Real Wages appear to remain dwindling crumbs in an ethos of Neoliberal Populism — The rhetoric end of the Modern Slave Ethos advanced by the “progressive” wage policy of Mexico’s new government is a travesty of what it boasts to portray.


Á
lvaro J. de Regil



Conclusions

The campaign promise on wages was not fulfilled. The real wage increase was substantially smaller than what was offered during the electoral campaign.

There is no political will to make a minimum wage recovering policy a firm commitment by passing specific legislation for that end.

The general wage increase benefits only one-sixth of salaried people for it was strictly limited to the general minimum wage, relegating the 59 minimum wage rates for professional activities to an increase to offset CPI inflation, the same wage contention policy of the last 36 years.

It would be a great mistake to eliminate minimum wage rates for the 59 professional activities; activities require greater physical and intellectual capacities and skills than those required for activities of the general minimum wage.

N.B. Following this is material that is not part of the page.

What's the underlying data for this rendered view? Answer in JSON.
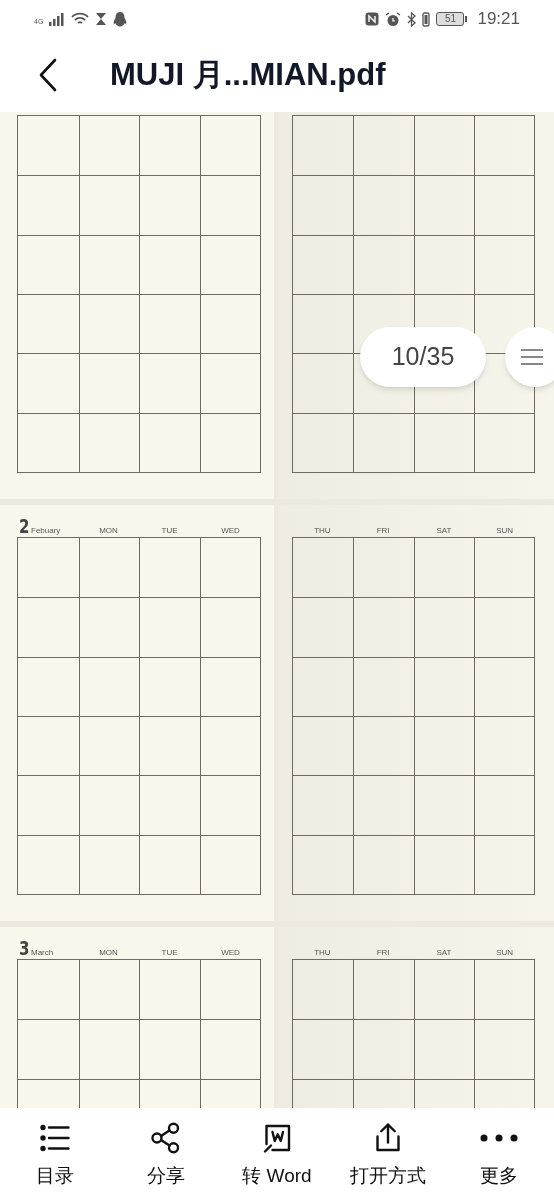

Assigning the same compensation criteria to professional activities would not only be greatly unfair and further depress their purchasing power and quality of life, but they would have a profound and negative multiplying effect in many other activities that require greater capacities in the upper echelons of skilled work, particularly in the manufacturing sector, which receives the highest labour compensations.

López Obrador recanted on his commitment to recover real wages and returned to the neoliberal dogma, for he returned to conditioning any increase of wages to a concurrent increase in productivity. This sets a very ominous precedent that can only be construed as a recantation of his view on the need to address the fact that wages have lost 75% of their purchasing power as a result of a deliberate policy of wage pauperisation.

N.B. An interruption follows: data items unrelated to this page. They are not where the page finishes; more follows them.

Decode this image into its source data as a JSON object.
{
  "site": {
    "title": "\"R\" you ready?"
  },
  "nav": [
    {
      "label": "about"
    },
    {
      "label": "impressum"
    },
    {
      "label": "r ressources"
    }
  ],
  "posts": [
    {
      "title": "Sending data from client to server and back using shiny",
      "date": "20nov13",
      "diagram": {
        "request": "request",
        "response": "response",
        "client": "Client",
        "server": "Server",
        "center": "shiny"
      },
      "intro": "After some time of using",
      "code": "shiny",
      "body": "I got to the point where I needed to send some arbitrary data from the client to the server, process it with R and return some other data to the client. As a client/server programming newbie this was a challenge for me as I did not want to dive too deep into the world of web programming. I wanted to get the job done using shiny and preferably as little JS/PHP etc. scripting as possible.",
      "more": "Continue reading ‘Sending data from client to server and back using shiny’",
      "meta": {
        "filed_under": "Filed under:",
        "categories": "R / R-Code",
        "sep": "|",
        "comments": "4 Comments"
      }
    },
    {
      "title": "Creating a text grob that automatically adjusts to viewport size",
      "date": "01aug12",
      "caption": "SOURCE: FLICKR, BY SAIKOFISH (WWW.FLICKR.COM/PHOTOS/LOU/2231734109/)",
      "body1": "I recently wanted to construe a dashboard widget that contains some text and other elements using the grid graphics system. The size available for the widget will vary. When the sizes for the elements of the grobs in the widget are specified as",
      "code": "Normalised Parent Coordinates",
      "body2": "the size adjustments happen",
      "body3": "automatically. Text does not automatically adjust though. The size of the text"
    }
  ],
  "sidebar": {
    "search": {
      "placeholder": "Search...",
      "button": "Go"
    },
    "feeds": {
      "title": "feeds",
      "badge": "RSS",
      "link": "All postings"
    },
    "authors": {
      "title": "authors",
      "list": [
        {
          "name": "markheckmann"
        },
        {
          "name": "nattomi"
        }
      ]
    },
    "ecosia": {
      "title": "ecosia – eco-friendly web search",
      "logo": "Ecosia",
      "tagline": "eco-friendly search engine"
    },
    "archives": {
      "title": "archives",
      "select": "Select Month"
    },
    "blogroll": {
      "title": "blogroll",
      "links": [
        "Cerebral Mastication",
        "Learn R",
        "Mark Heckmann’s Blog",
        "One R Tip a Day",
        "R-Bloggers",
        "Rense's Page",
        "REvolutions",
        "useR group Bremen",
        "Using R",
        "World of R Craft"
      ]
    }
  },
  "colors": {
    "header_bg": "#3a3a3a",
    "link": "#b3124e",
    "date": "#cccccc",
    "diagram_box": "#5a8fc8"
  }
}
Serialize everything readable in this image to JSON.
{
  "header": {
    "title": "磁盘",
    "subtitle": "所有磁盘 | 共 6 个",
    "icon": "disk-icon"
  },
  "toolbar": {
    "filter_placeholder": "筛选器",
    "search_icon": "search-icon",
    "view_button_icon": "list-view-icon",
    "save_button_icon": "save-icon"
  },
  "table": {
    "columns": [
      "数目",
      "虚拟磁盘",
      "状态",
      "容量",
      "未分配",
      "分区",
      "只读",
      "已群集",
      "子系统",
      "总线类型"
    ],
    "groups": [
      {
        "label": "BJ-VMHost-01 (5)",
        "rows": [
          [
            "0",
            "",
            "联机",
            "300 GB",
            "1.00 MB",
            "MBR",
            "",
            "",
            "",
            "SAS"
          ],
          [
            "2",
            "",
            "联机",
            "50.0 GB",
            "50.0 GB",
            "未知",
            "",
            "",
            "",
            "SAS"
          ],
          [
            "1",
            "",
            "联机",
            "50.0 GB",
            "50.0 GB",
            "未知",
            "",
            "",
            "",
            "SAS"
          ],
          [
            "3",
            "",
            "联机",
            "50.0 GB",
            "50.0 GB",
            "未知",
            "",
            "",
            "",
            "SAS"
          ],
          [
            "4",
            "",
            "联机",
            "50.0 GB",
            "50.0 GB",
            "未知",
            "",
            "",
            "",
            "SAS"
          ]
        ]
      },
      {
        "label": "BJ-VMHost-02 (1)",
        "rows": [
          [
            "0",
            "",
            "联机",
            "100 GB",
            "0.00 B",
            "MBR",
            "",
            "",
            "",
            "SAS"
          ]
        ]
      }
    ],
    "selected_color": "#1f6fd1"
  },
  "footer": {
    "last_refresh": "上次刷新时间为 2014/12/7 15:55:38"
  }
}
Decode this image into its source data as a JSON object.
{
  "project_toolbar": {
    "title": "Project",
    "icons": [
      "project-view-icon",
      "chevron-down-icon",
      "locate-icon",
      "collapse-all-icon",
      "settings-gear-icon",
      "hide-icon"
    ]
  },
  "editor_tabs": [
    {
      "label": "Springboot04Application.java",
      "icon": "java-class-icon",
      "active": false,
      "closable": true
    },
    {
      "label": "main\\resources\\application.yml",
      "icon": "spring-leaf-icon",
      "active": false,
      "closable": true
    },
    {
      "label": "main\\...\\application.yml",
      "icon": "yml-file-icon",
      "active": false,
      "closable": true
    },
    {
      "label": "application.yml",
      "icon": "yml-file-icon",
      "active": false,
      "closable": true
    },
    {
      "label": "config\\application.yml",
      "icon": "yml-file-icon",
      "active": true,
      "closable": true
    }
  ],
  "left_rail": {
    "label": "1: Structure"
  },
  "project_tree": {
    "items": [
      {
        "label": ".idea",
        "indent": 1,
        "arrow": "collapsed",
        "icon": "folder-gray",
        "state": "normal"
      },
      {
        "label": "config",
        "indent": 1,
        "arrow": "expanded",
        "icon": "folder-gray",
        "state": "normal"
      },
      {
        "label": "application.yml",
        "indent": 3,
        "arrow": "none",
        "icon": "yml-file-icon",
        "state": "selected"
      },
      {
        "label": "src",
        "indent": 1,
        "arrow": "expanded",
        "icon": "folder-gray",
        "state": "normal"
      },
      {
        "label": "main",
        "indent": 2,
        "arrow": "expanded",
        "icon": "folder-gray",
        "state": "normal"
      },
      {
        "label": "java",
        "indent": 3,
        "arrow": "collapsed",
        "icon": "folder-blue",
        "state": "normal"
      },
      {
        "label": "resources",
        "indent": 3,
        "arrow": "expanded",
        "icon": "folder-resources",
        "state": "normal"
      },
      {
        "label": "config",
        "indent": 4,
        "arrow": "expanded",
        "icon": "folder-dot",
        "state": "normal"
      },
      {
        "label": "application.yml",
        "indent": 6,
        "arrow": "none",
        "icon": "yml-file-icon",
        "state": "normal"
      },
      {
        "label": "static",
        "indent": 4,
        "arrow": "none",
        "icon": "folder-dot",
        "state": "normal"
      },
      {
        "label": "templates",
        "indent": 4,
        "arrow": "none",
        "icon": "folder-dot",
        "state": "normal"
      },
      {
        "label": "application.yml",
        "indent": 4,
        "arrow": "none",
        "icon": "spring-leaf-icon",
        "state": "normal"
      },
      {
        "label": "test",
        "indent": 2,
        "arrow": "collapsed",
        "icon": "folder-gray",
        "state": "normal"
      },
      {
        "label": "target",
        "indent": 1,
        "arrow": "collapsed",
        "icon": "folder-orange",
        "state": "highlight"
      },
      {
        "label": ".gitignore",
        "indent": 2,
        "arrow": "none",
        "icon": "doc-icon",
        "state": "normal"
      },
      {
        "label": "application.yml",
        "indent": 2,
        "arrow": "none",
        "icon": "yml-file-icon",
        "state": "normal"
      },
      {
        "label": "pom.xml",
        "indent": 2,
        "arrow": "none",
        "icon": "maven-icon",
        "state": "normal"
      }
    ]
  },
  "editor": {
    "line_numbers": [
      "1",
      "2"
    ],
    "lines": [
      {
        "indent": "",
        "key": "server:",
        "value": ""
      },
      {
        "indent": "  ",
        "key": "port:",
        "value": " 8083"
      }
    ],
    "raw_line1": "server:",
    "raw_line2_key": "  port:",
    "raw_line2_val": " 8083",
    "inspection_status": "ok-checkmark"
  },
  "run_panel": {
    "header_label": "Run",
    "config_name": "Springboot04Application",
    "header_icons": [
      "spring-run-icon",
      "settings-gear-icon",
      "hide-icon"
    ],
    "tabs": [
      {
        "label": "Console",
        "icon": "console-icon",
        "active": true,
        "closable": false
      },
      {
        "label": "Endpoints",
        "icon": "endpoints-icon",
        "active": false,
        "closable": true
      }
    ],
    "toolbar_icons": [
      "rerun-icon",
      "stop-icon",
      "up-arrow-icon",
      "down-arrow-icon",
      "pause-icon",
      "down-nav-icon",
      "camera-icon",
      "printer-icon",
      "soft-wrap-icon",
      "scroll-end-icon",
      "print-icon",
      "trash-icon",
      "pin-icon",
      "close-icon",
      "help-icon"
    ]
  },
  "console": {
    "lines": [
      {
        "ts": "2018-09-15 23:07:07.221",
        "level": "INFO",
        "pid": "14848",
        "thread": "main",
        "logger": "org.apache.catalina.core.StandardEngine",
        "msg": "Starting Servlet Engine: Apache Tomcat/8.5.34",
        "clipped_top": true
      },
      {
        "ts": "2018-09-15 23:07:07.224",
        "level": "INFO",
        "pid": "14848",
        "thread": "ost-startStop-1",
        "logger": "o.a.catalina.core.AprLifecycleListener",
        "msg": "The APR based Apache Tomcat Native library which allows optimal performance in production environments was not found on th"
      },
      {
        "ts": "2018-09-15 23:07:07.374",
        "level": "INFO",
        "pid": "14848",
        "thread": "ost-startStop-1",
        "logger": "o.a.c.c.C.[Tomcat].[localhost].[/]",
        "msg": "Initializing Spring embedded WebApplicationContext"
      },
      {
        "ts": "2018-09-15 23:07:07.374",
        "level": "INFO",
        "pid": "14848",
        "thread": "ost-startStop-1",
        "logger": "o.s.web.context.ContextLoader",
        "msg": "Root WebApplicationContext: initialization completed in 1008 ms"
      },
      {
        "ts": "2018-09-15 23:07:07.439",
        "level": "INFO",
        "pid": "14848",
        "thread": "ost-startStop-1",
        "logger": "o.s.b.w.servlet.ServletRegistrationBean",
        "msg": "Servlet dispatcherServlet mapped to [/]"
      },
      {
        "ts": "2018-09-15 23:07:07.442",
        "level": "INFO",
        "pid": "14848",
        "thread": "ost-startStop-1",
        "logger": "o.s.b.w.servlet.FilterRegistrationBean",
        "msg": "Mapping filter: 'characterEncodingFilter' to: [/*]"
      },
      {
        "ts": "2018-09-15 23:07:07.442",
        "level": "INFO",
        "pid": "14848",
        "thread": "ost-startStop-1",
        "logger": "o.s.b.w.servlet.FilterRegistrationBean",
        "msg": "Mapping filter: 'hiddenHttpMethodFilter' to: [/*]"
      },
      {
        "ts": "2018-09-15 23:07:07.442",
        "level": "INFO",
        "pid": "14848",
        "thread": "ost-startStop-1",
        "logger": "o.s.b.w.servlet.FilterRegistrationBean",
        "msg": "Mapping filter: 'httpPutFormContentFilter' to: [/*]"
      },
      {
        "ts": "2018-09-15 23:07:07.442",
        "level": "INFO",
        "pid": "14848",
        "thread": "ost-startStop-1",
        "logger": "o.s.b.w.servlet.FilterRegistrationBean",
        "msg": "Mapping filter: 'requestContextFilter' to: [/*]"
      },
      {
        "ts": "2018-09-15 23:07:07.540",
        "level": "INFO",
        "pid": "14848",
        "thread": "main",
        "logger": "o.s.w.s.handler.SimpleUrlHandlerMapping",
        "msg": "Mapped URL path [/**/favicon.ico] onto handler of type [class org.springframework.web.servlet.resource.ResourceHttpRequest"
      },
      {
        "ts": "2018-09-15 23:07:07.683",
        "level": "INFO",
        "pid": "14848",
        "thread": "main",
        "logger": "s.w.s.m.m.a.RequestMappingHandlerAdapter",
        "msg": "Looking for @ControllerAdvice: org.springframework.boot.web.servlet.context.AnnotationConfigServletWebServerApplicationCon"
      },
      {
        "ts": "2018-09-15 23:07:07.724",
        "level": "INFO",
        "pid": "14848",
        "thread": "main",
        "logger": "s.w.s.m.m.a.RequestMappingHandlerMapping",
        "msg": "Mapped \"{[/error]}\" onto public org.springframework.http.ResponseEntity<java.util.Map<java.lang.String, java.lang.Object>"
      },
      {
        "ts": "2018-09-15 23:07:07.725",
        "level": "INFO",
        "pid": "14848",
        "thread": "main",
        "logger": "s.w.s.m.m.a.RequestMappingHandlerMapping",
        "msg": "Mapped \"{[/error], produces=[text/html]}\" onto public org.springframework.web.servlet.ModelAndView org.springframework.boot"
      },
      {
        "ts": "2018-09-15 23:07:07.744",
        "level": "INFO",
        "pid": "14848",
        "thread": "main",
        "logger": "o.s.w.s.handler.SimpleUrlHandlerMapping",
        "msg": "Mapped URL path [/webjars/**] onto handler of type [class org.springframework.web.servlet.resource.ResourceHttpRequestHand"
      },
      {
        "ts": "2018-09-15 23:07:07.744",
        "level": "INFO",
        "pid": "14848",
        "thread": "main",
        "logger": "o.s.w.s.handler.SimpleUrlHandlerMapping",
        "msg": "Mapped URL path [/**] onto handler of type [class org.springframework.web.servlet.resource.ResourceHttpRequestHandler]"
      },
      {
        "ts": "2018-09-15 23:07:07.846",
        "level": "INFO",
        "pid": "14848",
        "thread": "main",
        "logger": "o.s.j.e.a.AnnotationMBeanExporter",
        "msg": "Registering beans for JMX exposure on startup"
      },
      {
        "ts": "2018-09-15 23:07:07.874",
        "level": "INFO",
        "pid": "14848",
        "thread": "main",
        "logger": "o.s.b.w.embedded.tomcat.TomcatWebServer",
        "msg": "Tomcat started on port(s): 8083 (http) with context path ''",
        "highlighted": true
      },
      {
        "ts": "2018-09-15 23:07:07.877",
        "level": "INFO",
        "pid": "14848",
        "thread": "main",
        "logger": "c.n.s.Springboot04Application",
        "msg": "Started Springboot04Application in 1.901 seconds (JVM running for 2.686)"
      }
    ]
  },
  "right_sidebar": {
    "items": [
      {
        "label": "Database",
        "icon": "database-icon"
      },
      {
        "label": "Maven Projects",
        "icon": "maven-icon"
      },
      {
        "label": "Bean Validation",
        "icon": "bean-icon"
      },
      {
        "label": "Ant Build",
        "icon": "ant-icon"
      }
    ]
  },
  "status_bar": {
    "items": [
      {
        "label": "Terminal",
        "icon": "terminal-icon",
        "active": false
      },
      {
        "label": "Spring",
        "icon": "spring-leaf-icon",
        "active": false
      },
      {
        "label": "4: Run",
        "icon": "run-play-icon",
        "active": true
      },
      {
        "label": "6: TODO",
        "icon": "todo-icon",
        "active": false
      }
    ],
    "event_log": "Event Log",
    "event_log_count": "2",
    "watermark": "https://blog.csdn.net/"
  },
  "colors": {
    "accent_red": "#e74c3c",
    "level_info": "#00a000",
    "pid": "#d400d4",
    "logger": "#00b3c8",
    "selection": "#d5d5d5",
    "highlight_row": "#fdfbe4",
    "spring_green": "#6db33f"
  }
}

López Obrador has established a strong partnership with the historic predators of real wages. The strong personal partnership of López Obrador with the business oligarchy, his old nemesis, can only be construed as an alliance to support the very group that has fervently worked with previous governments to deliberately pauperise wages for the last thirty-six years.

From the global economy perspective, manufacturing wages will remain at their lowest level in the manufacturing sector, because if professional minimum wages remain losing value, higher skilled wages in the manufacturing sector, integrated with the global economy, will remain at the same level they have been since the 1990s after they were deliberately pauperised to become the main driver of foreign investment with NAFTA.

Unless there is radical change, Mexico will lose manufacturing share under the new NAFTA. This is a particularly important issue, in light of the new NAFTA 2.0, which incorporated an agreement to increase the North American content.

The above notwithstanding, López Obrador still has ninety-five percent of his term to amend his policies and attempt to truly transform the country by replacing the structures of exploitation and depredation with a radical new paradigm in pursuit of the welfare of people and the planet and NOT the market. We remain in hope.